Three Tips for Accessible Air Travel

Content via Christopher & Dana Reeve Foundation
Christopher & Dana Reeve Foundation

Candace loves to travel, especially by air. Her company, Open Doors Organization, has documented the extensive amount of travel done by people with disabilities in the past two years, with about 11 million travelers with disabilities in the U.S. taking 23 million flights alone. 

Traveling for people with disabilities requires much coordination and communication between the traveler and the airline.

“People with disabilities want and do travel, but for us, taking a flight isn’t just about booking a seat, finding that seat and settling in for the flight, without a worry. We must plan, plan, plan and communicate over and over to airline staff what our needs are and how to satisfy those requests."

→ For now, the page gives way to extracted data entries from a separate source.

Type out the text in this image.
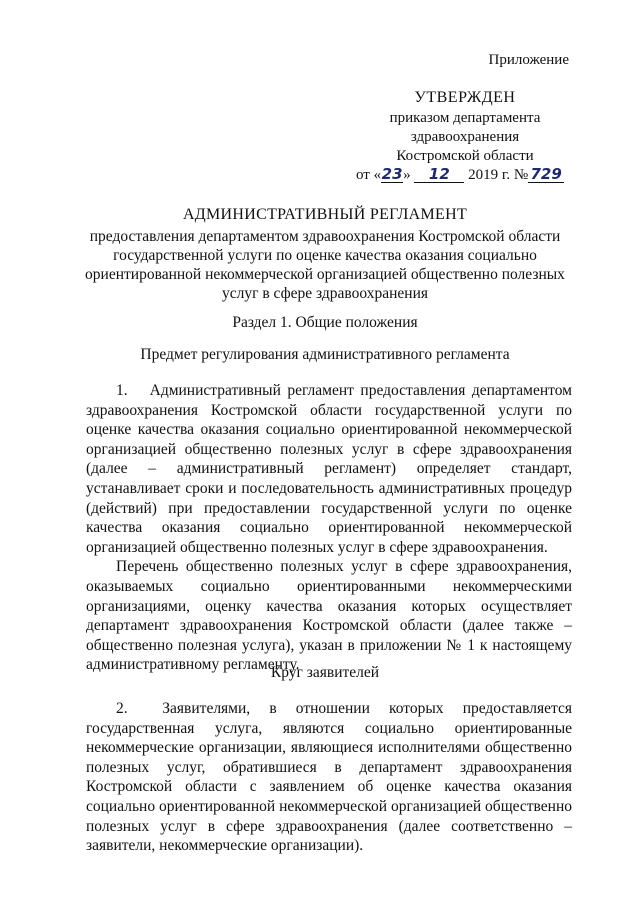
Приложение
УТВЕРЖДЕН
приказом департамента
здравоохранения
Костромской области
от «23» 12 2019 г. № 729
АДМИНИСТРАТИВНЫЙ РЕГЛАМЕНТ
предоставления департаментом здравоохранения Костромской области
государственной услуги по оценке качества оказания социально
ориентированной некоммерческой организацией общественно полезных
услуг в сфере здравоохранения
Раздел 1. Общие положения
Предмет регулирования административного регламента

1.  Административный регламент предоставления департаментом здравоохранения Костромской области государственной услуги по оценке качества оказания социально ориентированной некоммерческой организацией общественно полезных услуг в сфере здравоохранения (далее – административный регламент) определяет стандарт, устанавливает сроки и последовательность административных процедур (действий) при предоставлении государственной услуги по оценке качества оказания социально ориентированной некоммерческой организацией общественно полезных услуг в сфере здравоохранения.

Перечень общественно полезных услуг в сфере здравоохранения, оказываемых социально ориентированными некоммерческими организациями, оценку качества оказания которых осуществляет департамент здравоохранения Костромской области (далее также – общественно полезная услуга), указан в приложении № 1 к настоящему административному регламенту.

Круг заявителей

2.  Заявителями, в отношении которых предоставляется государственная услуга, являются социально ориентированные некоммерческие организации, являющиеся исполнителями общественно полезных услуг, обратившиеся в департамент здравоохранения Костромской области с заявлением об оценке качества оказания социально ориентированной некоммерческой организацией общественно полезных услуг в сфере здравоохранения (далее соответственно – заявители, некоммерческие организации).
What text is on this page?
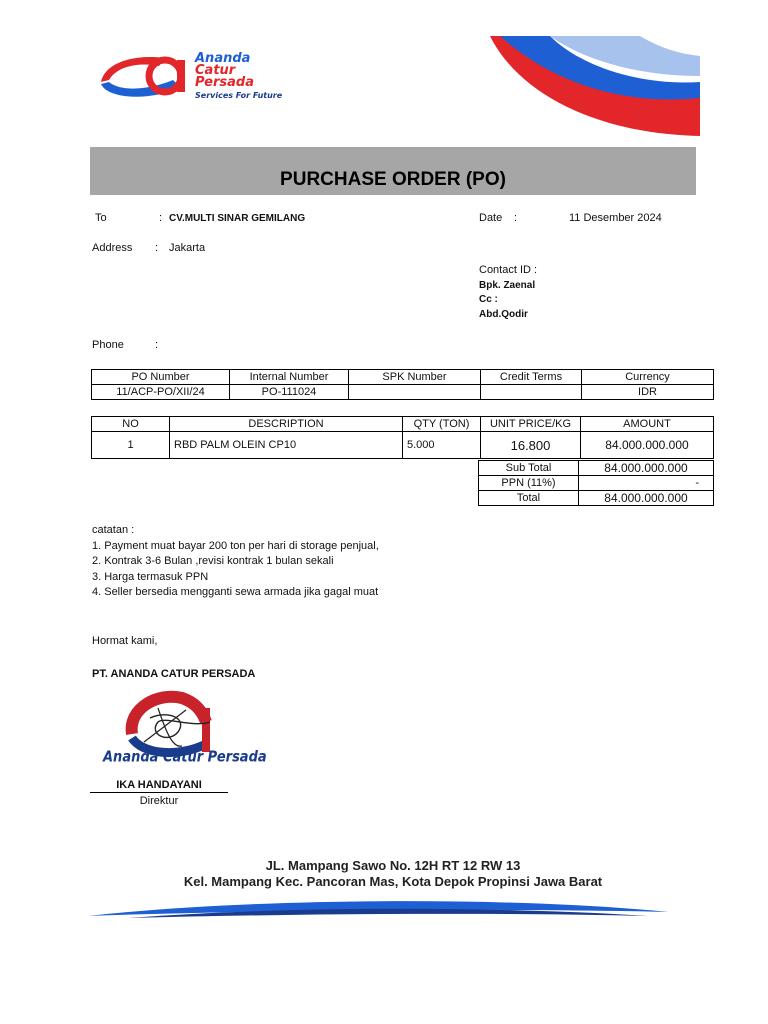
Ananda
Catur
Persada
Services For Future
PURCHASE ORDER (PO)
To	: CV.MULTI SINAR GEMILANG	Date :	11 Desember 2024
Address : Jakarta
Contact ID :
Bpk. Zaenal
Cc :
Abd.Qodir
Phone	:
PO Number	Internal Number	SPK Number	Credit Terms	Currency
11/ACP-PO/XII/24	PO-111024			IDR
NO	DESCRIPTION	QTY (TON)	UNIT PRICE/KG	AMOUNT
1	RBD PALM OLEIN CP10	5.000	16.800	84.000.000.000
Sub Total	84.000.000.000
PPN (11%)	-
Total	84.000.000.000
catatan :
1. Payment muat bayar 200 ton per hari di storage penjual,
2. Kontrak 3-6 Bulan ,revisi kontrak 1 bulan sekali
3. Harga termasuk PPN
4. Seller bersedia mengganti sewa armada jika gagal muat
Hormat kami,
PT. ANANDA CATUR PERSADA
Ananda Catur Persada
IKA HANDAYANI
Direktur
JL. Mampang Sawo No. 12H RT 12 RW 13
Kel. Mampang Kec. Pancoran Mas, Kota Depok Propinsi Jawa Barat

As both a wheelchair user and someone who loves to travel, Candace has documented some tips and tricks that work for her in ensuring a pleasant flight. Here are three great ones:

woman in a wheelchair sits next to a check-in counter at an airport
  • Arrive early. It allows for more time to relay your concerns and needs, such as tagging your wheelchair properly. There are lots of details that typically must be sorted out by the traveler and communicated to the airline staff, so arriving early allows you plenty of time to handle all these details without feeling rushed.
  • Use the mirroring method of communication. Asking the airline staff to repeat your instructions back to you helps to ensure that there is no miscommunication. Candace stresses that effective communication is key to minimizing hassle and uneasiness. There is a degree of responsibility that one must undertake to clearly indicate your needs so that the airline staff can better assist you. “This way we, all travelers and airline staff, will have confidence in creating the best possible travel experience,” writes Candace.
  • Pre-board your aircraft. As a wheelchair user, pre-boarding will allow you more time to board the plane comfortably, and could also give you more options for storing your chair. If there is room, some airlines will allow a wheelchair to be stowed in the cabin (typically in a closet) rather than in the belly of the aircraft.